Silver lining--we only drug 30% of the INSURED children, and from what I hear, that's not anywhere close to all of them.

Also, one serious point--I think there are a few issues being conflated here. One is the overdiagnosis of ADD, which I agree is indeed happening. The other goes back to the initial tweet mentioned at the beginning of this post, about a lot of people claiming to have ADD. Just wanted to point out that many more people make such claims casually without actually being diagnosed (rightly or wrongly, likely wrongly in that case, if at all).

That latter issue isn't really much of a problem except for the fact that it can confuse the issue of the real problem. "I am SOO OCD" or "I am SOO depressed" are fine to say, as long as people are aware that most people who say them are not afflicted with the real disorders that DO afflict people who benefit from actually treating said disorders medically.

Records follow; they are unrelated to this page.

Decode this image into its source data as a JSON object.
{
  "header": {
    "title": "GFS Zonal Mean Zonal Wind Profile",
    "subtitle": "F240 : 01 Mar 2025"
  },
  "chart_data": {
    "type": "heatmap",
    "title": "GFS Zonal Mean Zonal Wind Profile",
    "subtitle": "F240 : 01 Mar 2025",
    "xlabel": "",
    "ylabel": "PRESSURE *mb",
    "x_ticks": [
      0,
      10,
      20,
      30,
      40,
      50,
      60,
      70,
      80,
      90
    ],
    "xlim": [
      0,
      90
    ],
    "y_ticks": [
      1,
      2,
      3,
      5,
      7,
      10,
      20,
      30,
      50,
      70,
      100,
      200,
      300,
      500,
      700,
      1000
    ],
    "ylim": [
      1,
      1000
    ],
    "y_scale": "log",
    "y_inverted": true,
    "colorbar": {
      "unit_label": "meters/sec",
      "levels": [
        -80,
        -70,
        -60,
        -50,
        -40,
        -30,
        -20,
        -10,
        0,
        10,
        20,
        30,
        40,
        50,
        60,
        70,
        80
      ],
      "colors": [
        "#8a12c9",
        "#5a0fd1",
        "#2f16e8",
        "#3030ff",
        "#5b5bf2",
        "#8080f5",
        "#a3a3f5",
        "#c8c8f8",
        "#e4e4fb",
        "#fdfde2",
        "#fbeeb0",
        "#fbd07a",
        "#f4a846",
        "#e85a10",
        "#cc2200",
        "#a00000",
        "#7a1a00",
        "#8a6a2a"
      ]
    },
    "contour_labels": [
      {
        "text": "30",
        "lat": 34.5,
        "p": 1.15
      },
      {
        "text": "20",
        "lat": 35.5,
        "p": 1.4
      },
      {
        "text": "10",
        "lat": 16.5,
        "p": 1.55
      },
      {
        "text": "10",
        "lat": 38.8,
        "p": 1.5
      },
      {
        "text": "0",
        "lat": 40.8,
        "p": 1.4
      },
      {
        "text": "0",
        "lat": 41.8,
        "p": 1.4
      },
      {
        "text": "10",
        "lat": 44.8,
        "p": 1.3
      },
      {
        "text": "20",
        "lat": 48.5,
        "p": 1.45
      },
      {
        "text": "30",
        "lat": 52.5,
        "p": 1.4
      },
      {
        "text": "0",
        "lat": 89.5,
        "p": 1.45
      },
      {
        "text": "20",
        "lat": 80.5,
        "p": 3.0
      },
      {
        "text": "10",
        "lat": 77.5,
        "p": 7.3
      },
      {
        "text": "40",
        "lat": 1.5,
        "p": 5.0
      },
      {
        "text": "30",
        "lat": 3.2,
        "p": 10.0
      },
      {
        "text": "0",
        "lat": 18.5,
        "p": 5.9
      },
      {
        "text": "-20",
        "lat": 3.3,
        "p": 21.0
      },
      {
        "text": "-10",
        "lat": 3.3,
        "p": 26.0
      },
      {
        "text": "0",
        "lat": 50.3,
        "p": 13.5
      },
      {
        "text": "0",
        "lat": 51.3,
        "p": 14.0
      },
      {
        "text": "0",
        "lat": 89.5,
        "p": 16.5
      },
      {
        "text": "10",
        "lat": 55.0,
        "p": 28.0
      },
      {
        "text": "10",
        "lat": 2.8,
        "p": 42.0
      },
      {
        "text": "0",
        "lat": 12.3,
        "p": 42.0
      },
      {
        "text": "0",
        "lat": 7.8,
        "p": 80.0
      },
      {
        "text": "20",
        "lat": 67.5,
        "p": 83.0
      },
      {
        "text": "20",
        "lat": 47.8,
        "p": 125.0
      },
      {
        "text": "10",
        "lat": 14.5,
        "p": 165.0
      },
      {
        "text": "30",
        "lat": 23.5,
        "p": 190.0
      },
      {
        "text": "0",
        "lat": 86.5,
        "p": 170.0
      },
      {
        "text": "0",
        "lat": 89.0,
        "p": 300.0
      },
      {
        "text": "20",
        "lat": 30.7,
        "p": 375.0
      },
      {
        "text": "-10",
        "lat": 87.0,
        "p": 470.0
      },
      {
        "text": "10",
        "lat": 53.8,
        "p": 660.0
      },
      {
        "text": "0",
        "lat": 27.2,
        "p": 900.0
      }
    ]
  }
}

Sorry to be so obsessive and compulsive about making that point. I'm anxious that I haven't depressed you, if you paid attention to the whole thing. Suicide.

Steev said...

I'm months late to the party on this one. I was lured to your site by Jared Logan strutting happily up the street, being hated on.

Just wanted to say I agree 100% with your blog post. Well put! I'm going to go post it on Facebook! Whoopy!

Sherrod Henderson said...

@soce Being a carnivore is more difficult to handle when you're a lion. I know lions who are carnivores, and it makes a world of difference to their zoo keepers and circus handlers when they're doped up enough to be submissive.